As Congress grapples with the looming fiscal cliff (some $7 trillion in tax hikes and spending cuts that, taken together, will adversely impact virtually every American), there’s more and more talk about “new revenue.” Right now, the GOP is butting heads with Democrats over whether to “close loopholes” or raise tax rates.
Our prediction? Congress will do both.
The changes may come prior to year-end, as part of the “down payment” Congress insists it will enact when it defers the $1.2 trillion sequester (automatic spending cuts) and extends 2012 tax rules (whether for everyone or just for those earning less than $250,000).
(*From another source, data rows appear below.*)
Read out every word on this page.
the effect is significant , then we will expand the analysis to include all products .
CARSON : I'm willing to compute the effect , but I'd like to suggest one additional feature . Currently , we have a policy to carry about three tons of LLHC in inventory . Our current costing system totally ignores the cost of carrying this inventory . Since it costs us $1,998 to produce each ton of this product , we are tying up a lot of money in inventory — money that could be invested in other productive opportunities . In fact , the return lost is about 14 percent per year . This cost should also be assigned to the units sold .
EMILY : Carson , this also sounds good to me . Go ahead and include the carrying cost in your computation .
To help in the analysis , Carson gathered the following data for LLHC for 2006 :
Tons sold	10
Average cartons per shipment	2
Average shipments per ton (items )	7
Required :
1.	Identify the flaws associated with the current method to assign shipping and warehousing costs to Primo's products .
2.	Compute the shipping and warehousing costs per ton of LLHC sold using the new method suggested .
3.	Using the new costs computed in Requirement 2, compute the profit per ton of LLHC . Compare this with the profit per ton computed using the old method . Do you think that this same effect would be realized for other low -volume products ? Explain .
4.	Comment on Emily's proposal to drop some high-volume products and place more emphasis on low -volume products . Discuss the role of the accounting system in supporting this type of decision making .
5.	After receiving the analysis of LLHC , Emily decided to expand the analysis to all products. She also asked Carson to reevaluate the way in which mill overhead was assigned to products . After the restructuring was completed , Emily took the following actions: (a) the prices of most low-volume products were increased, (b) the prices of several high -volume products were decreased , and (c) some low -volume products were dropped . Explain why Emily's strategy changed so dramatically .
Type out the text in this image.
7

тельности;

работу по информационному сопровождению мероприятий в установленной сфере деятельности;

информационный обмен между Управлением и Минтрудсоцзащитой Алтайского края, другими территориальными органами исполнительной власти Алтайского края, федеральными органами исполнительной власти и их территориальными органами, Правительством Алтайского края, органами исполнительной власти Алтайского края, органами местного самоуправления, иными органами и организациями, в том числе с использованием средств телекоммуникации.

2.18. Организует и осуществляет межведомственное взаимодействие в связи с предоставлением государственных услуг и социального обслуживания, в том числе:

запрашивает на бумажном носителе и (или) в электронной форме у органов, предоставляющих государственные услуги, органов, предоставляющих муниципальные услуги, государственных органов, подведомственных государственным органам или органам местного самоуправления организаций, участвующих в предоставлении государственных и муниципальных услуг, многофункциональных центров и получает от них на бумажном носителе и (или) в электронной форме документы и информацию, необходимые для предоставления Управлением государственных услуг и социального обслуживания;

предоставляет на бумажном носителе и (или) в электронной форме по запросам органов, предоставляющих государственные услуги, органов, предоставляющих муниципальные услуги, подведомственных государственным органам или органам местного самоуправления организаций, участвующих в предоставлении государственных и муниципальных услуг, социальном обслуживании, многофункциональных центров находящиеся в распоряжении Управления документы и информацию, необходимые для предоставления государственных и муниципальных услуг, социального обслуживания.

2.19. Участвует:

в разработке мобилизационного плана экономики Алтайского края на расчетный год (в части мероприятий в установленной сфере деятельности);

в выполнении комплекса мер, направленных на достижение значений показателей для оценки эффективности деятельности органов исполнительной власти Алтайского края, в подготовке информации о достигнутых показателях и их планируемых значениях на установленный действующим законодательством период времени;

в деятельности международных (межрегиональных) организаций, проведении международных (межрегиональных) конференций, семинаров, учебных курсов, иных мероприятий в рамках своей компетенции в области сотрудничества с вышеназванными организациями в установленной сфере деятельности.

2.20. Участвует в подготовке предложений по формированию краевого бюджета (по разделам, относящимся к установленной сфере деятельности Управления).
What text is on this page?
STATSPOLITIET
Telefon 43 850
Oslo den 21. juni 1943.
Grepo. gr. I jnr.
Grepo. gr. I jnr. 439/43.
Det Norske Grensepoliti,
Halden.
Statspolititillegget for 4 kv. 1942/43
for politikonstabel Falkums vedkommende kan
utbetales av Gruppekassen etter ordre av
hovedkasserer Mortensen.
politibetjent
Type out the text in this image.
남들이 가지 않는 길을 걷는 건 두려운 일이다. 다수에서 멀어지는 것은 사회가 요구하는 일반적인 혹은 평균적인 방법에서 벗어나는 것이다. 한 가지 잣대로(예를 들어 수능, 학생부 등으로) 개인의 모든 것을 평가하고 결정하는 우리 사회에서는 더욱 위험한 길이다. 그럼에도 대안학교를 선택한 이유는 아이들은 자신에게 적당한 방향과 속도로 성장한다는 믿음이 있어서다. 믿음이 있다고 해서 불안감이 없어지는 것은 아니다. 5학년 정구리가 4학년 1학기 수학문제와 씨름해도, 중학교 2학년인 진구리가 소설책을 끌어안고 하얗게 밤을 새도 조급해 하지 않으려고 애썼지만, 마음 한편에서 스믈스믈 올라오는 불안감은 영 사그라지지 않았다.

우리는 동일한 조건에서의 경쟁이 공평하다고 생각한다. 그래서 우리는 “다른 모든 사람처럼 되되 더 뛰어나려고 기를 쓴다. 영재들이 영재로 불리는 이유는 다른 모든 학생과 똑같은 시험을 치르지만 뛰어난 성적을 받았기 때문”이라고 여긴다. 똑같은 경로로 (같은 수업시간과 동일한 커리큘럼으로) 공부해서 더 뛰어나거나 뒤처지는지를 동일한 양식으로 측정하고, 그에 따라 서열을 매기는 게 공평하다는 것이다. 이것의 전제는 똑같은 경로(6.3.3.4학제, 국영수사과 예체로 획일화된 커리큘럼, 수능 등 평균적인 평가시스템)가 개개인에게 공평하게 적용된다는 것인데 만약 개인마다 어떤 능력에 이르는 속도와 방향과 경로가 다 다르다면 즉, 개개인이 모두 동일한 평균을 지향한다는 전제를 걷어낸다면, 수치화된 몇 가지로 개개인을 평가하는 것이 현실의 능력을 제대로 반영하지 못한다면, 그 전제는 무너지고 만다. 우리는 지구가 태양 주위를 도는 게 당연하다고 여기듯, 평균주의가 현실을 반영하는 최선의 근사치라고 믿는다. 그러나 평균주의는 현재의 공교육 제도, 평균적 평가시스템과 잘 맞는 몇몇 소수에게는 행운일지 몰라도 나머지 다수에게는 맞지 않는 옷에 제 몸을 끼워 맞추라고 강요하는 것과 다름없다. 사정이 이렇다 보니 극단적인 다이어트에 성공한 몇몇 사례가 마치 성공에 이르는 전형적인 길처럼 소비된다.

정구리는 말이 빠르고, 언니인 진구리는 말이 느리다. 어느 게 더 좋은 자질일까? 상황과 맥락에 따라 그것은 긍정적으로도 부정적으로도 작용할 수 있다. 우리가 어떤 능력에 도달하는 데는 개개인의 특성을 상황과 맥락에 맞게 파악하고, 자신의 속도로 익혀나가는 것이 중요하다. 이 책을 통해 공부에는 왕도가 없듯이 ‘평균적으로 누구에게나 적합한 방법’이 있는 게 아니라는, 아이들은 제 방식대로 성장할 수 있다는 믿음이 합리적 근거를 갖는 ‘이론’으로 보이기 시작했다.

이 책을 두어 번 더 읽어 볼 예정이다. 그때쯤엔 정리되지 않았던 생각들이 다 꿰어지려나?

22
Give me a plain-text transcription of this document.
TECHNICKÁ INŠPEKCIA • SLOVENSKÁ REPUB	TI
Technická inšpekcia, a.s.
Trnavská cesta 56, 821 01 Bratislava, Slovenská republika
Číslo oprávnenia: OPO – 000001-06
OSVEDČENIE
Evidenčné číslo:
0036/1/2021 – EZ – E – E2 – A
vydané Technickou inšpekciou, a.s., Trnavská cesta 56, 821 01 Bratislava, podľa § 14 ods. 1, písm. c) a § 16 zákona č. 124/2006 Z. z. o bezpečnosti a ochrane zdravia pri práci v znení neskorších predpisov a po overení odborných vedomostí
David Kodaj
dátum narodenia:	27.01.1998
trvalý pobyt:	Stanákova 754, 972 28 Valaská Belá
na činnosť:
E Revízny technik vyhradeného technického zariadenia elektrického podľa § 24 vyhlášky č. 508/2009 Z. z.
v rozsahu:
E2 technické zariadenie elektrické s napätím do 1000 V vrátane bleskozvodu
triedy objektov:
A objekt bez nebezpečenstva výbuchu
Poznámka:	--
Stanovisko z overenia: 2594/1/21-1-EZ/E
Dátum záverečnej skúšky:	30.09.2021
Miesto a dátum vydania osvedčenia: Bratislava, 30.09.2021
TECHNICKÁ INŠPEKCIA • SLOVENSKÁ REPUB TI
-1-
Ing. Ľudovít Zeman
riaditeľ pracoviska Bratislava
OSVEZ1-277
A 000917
The adverse changes could take any number of forms. Some possibilities include:
- A cap on deductions
- A limit on the value of deductions, or the use of deductions, by “rich” people
- An increase in capital gains and/or dividends tax rates
- A tax surcharge on “rich” people
We don’t yet know the extent of the risk to life insurance, annuities, retirement savings vehicles, and employer-provided benefits. But bet on a hike in capital gains rates—that looks virtually certain. That will affect your clients who rely on you for financial planning advice and for investing in mutual funds. It may well affect your own financial situation, too.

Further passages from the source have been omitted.